The Future of Math Education: Proofs You Can Run (Part 3 of 3)
We've covered the philosophy (Part 1) and the geometry (Part 2). Now let's talk about why simplicial homotopy type theory isn't just beautiful mathematics—it's a practical tool that could transform education. The secret? Proofs that compute.
The Curry-Howard Correspondence: Proofs = Programs
There's a deep connection in computer science called the Curry-Howard correspondence:
| Logic | Programming |
|---|---|
| Propositions | Types |
| Proofs | Programs |
| Proving a theorem | Writing a function |
| Verifying a proof | Type-checking code |
In sHoTT, this connection is fundamental. When you prove something, you're literally writing a program. When you verify a proof, you're running a type-checker.
// In a proof assistant like Agda or Lean, proofs ARE code
// This TYPE represents the proposition "A implies B"
type Implies<A, B> = (proof: A) => B;
// This FUNCTION is a proof that implication is transitive
function transitivity<A, B, C>(
proofAB: Implies<A, B>,
proofBC: Implies<B, C>
): Implies<A, C> {
return (proofA: A) => proofBC(proofAB(proofA));
}
// The code compiles = the proof is valid!Proof Assistants: Your Math IDE
Just like programmers have IDEs that catch errors, mathematicians now have proof assistants that verify their work:
- Lean: Used to formalize thousands of theorems (see mathlib)
- Agda: Beautiful syntax, perfect for homotopy type theory
- Coq: Battle-tested, used for critical software verification
These tools give you:
- 1Immediate feedback — errors are caught as you type
- 2Autocomplete for proofs — the system suggests next steps
- 3Guaranteed correctness — if it compiles, it's mathematically valid
"Imagine if every math homework assignment came with a 'Run' button that told you instantly whether your proof was correct."
Why sHoTT Makes This Even Better
Standard type theory already has the proof-as-program connection. sHoTT adds the geometric layer:
- Paths ARE data — equivalence proofs carry computational content
- Higher structure is explicit — no hidden assumptions
- Univalence axiom — equivalent things can be substituted freely
// In sHoTT, these two types are not just "isomorphic"—
// they're EQUAL in a way you can compute with
// Type A: Integers as {..., -2, -1, 0, 1, 2, ...}
// Type B: Pairs (sign, magnitude) like ('+', 5) or ('-', 3)
// The univalence axiom says: since we can convert perfectly
// between A and B, they ARE the same type.

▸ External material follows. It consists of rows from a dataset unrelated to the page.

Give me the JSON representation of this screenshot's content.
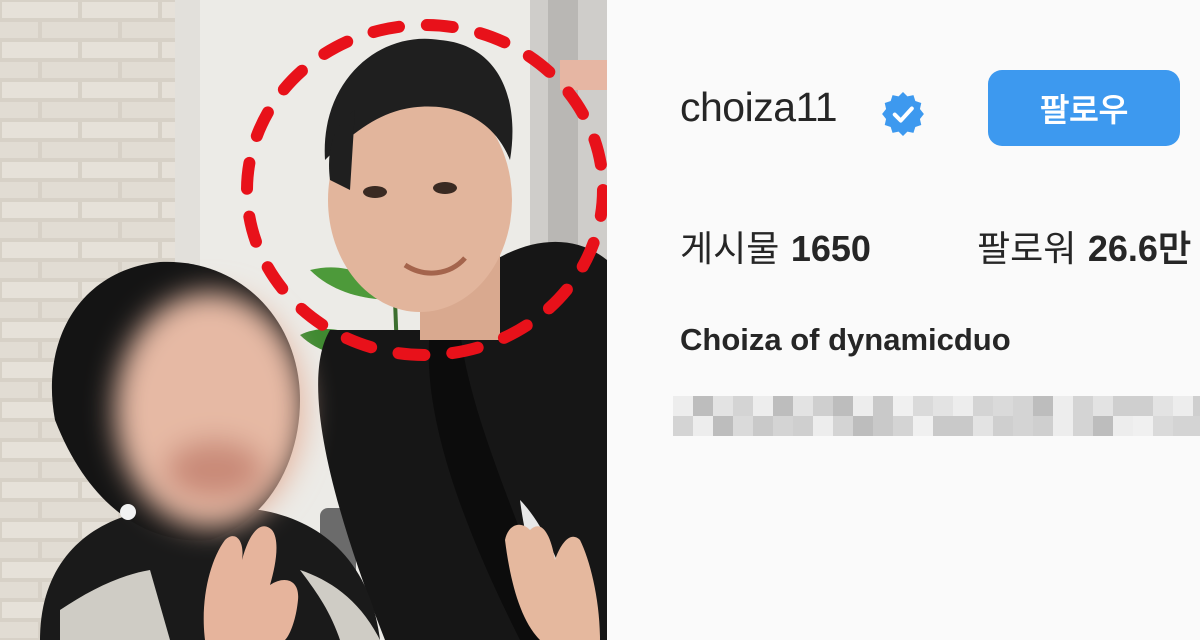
{
  "profile": {
    "username": "choiza11",
    "verified_icon": "verified-badge-icon",
    "follow_label": "팔로우",
    "stats": {
      "posts_label": "게시물",
      "posts_value": "1650",
      "followers_label": "팔로워",
      "followers_value": "26.6만"
    },
    "display_name": "Choiza of dynamicduo"
  },
  "colors": {
    "follow_button": "#3d99ef",
    "verified_badge": "#3d99ef",
    "annotation_circle": "#e8111a",
    "text": "#262626",
    "panel_bg": "#fafafa"
  }
}
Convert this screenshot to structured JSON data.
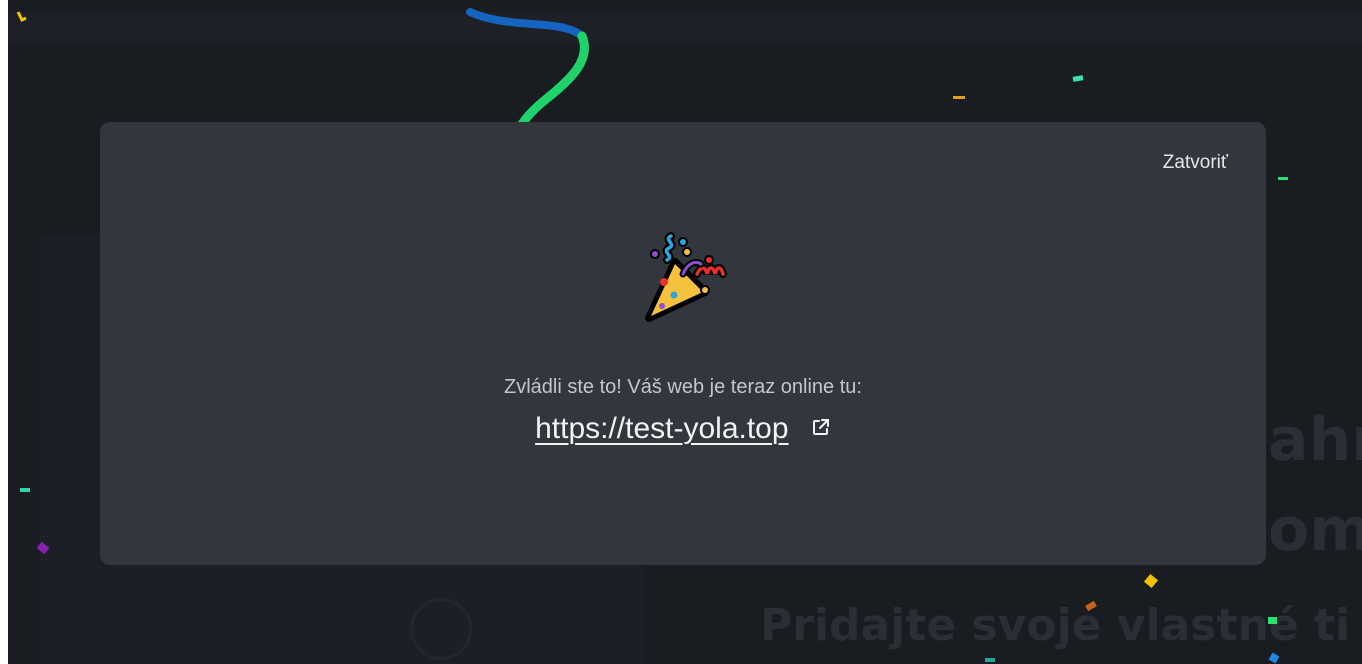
{
  "modal": {
    "close_label": "Zatvoriť",
    "message": "Zvládli ste to! Váš web je teraz online tu:",
    "site_url": "https://test-yola.top",
    "celebration_icon": "party-popper-icon",
    "link_icon": "external-link-icon"
  },
  "background": {
    "heading": "Pridajte svoje vlastné ti",
    "big_text_1": "ahr",
    "big_text_2": "om"
  },
  "colors": {
    "modal_bg": "#32363d",
    "page_bg": "#191c21",
    "text_primary": "#f2f3f5",
    "text_secondary": "#c3c6cb"
  }
}
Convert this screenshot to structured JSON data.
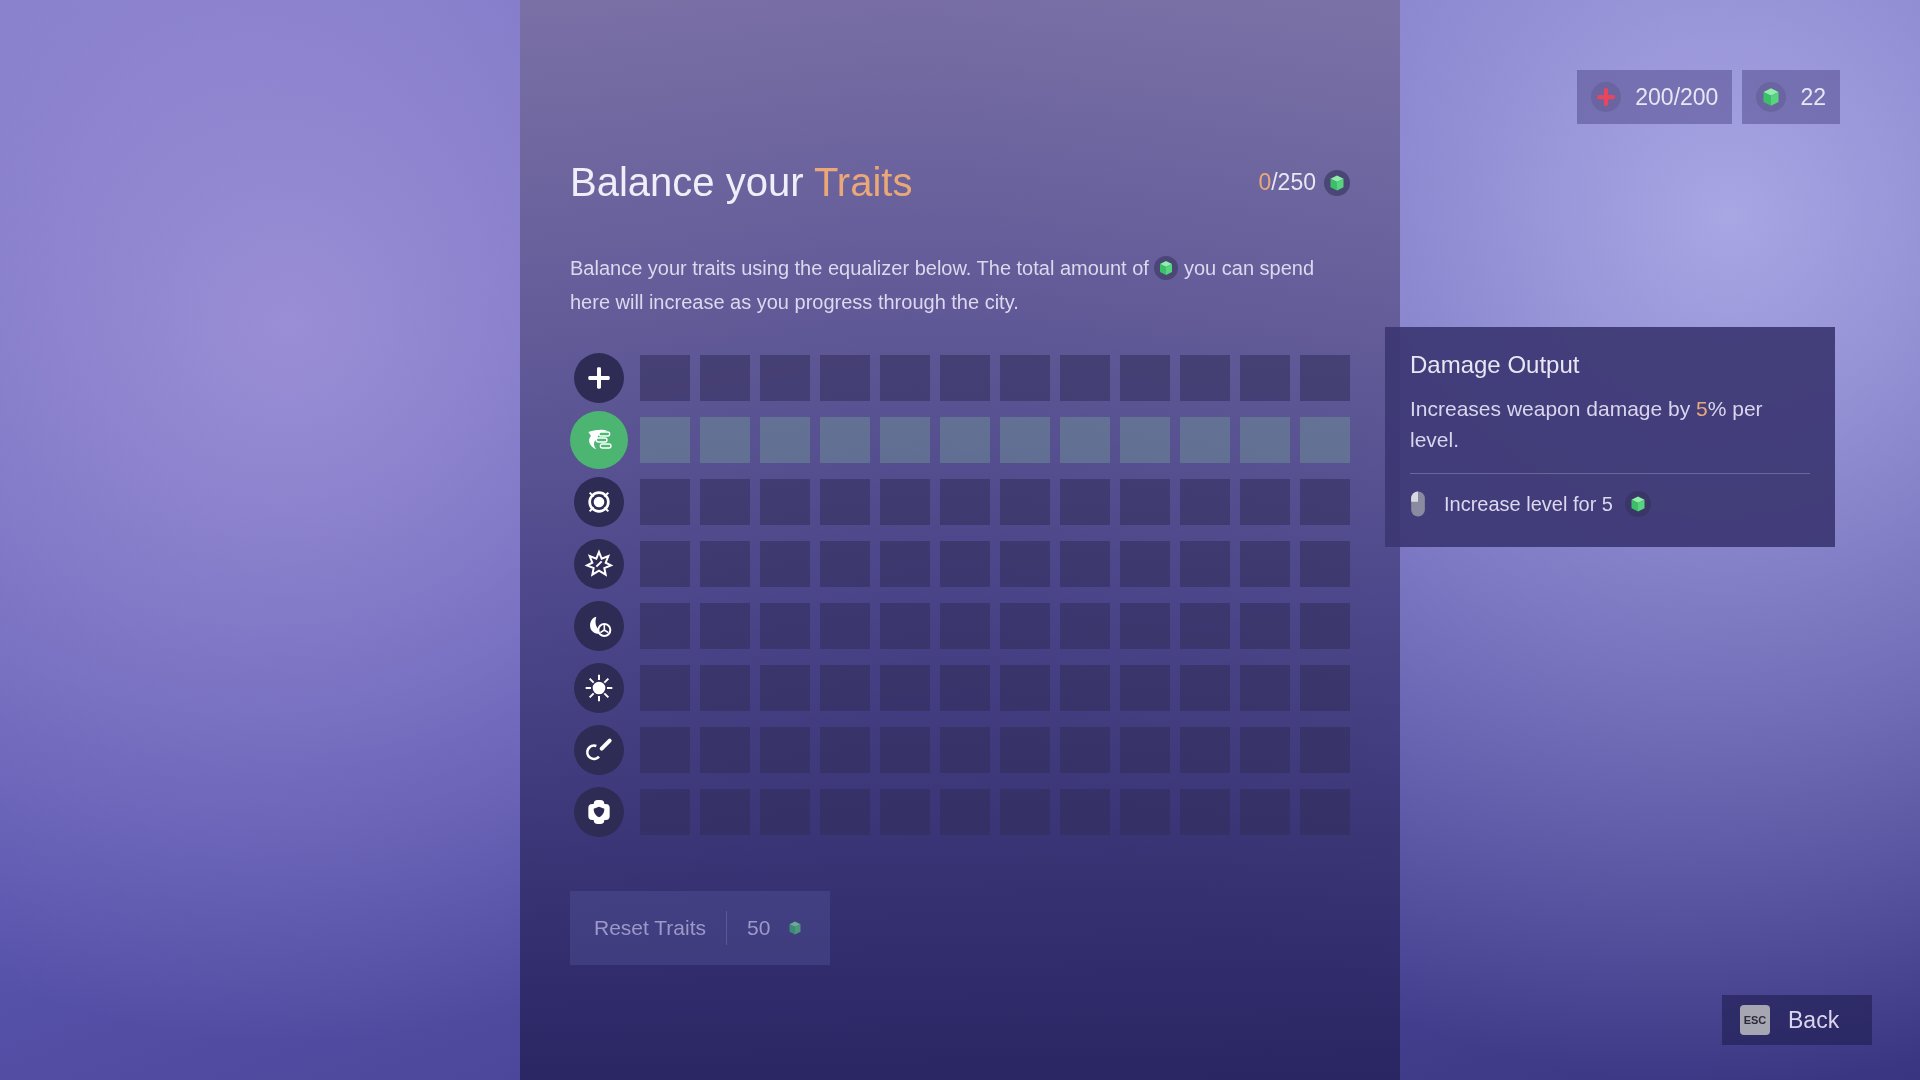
{
  "stats": {
    "health": "200/200",
    "cubes": "22"
  },
  "header": {
    "title_before": "Balance your ",
    "title_highlight": "Traits",
    "points_spent": "0",
    "points_total": "/250"
  },
  "description": {
    "before": "Balance your traits using the equalizer below. The total amount of",
    "after": "you can spend here will increase as you progress through the city."
  },
  "traits": [
    {
      "kind": "plus",
      "selected": false
    },
    {
      "kind": "wing",
      "selected": true
    },
    {
      "kind": "ring",
      "selected": false
    },
    {
      "kind": "star",
      "selected": false
    },
    {
      "kind": "moon",
      "selected": false
    },
    {
      "kind": "sun",
      "selected": false
    },
    {
      "kind": "magnet",
      "selected": false
    },
    {
      "kind": "shield",
      "selected": false
    }
  ],
  "reset_button": {
    "label": "Reset Traits",
    "cost": "50",
    "disabled": true
  },
  "tooltip": {
    "title": "Damage Output",
    "text_before": "Increases weapon damage by ",
    "text_highlight": "5",
    "text_after": "% per level.",
    "action": "Increase level for 5"
  },
  "back_button": {
    "key": "ESC",
    "label": "Back"
  }
}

// Any theorem proved about A automatically applies to B!The Educational Revolution
Emily Riehl and other mathematicians are pushing to make sHoTT the starting point for math education—not an advanced topic you reach after years of prerequisites.
Why this could work:
- 1Aligns with computation — students already think in algorithms
- 2Visual by design — shapes and paths, not abstract axioms
- 3Matches modern practice — this is how research mathematics actually works
- 4Immediate verification — proof assistants provide instant feedback
The analogies are everywhere:
| Already Understand | sHoTT Equivalent |
|---|---|
| Git branches/merges | Paths and homotopies |
| 3D modeling meshes | Simplicial complexes |
| Database migrations | Type equivalences |
| Refactoring code | Transport along paths |
Getting Started
Want to explore these ideas yourself? Here's a path:
- 1Play with Lean — try the Natural Number Game
- 2Watch Emily Riehl's lectures — search "infinity categories for undergraduates"
- 3Read "Homotopy Type Theory: Univalent Foundations" — free online (challenging but rewarding)

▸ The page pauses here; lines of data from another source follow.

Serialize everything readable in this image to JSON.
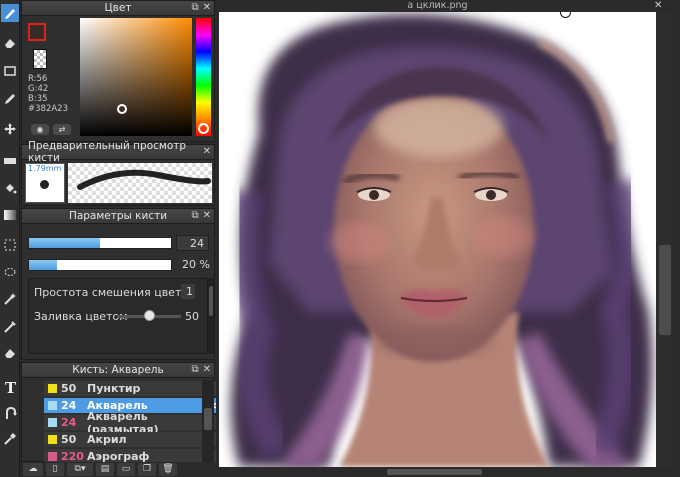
{
  "document": {
    "title": "а цклик.png"
  },
  "color_panel": {
    "title": "Цвет",
    "r_label": "R:56",
    "g_label": "G:42",
    "b_label": "B:35",
    "hex": "#382A23",
    "primary_color": "#382A23",
    "hue_color": "#ff8a00"
  },
  "brush_preview": {
    "title": "Предварительный просмотр кисти",
    "size_label": "1.79mm"
  },
  "brush_params": {
    "title": "Параметры кисти",
    "size_value": "24",
    "size_fraction": 0.5,
    "opacity_value": "20 %",
    "opacity_fraction": 0.2,
    "blend_label": "Простота смешения цветов",
    "blend_value": "1",
    "fill_label": "Заливка цветом",
    "fill_value": "50",
    "fill_fraction": 0.5
  },
  "brush_list": {
    "title": "Кисть: Акварель",
    "items": [
      {
        "size": "50",
        "name": "Пунктир",
        "swatch": "#f2df1c",
        "selected": false
      },
      {
        "size": "24",
        "name": "Акварель",
        "swatch": "#a6dcf2",
        "selected": true
      },
      {
        "size": "24",
        "name": "Акварель (размытая)",
        "swatch": "#a6dcf2",
        "selected": false
      },
      {
        "size": "50",
        "name": "Акрил",
        "swatch": "#f2df1c",
        "selected": false
      },
      {
        "size": "220",
        "name": "Аэрограф",
        "swatch": "#d85a8a",
        "selected": false
      }
    ]
  },
  "icons": {
    "toolbar": [
      "brush-icon",
      "eraser-icon",
      "rectangle-icon",
      "pencil-icon",
      "move-icon",
      "shape-icon",
      "fill-icon",
      "gradient-icon",
      "select-icon",
      "lasso-icon",
      "magic-wand-icon",
      "crop-icon",
      "stamp-icon",
      "text-icon",
      "smudge-icon",
      "eyedropper-icon"
    ]
  }
}
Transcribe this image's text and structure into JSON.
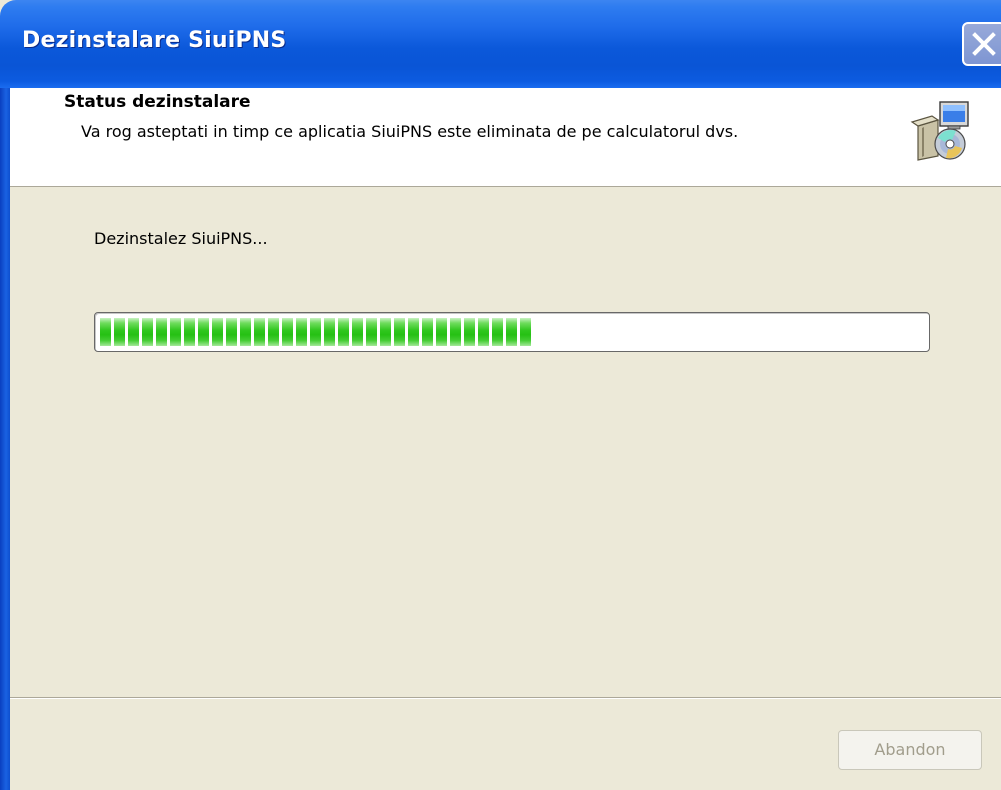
{
  "window": {
    "title": "Dezinstalare SiuiPNS"
  },
  "header": {
    "title": "Status dezinstalare",
    "description": "Va rog asteptati in timp ce aplicatia SiuiPNS este eliminata de pe calculatorul dvs.",
    "icon": "installer-package-icon"
  },
  "main": {
    "status_text": "Dezinstalez SiuiPNS...",
    "progress_fraction": 0.52,
    "progress_color": "#2fc61d"
  },
  "footer": {
    "abandon_label": "Abandon",
    "abandon_enabled": false
  },
  "colors": {
    "titlebar": "#0b58da",
    "dialog_background": "#ece9d8",
    "header_background": "#ffffff"
  }
}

- 4Build things — implement simplicial complexes in your favorite language
// A simple simplicial set you can play with
class SimplicialSet {
constructor() {
this.simplices = new Map(); // dimension -> list of simplices
}
addSimplex(dimension, vertices) {
if (!this.simplices.has(dimension)) {
this.simplices.set(dimension, []);
}
this.simplices.get(dimension).push(vertices);
}
// Check if we have all faces of a simplex
hasAllFaces(vertices) {
// Every subset should exist in the lower dimension
// This is the "closure" property of simplicial sets
return vertices.every((_, i) => {
const face = vertices.filter((_, j) => j !== i);
return this.simplices.get(face.length - 1)?.some(
s => s.every((v, k) => v === face[k])
);
});
}
}The Bottom Line
Mathematics education is ripe for disruption. The set-theoretic foundations we currently teach are:
- Historically contingent, not pedagogically optimal
- Disconnected from computation and geometry
- A barrier to accessing modern mathematics
sHoTT offers a path forward: rigorous yet intuitive, abstract yet computational, foundational yet accessible.
The question isn't whether this shift will happen—it's whether you'll be part of making it happen.
Thanks for joining this 3-part journey through simplicial homotopy type theory. The future of mathematics is geometric, computational, and waiting for curious minds like yours to explore it.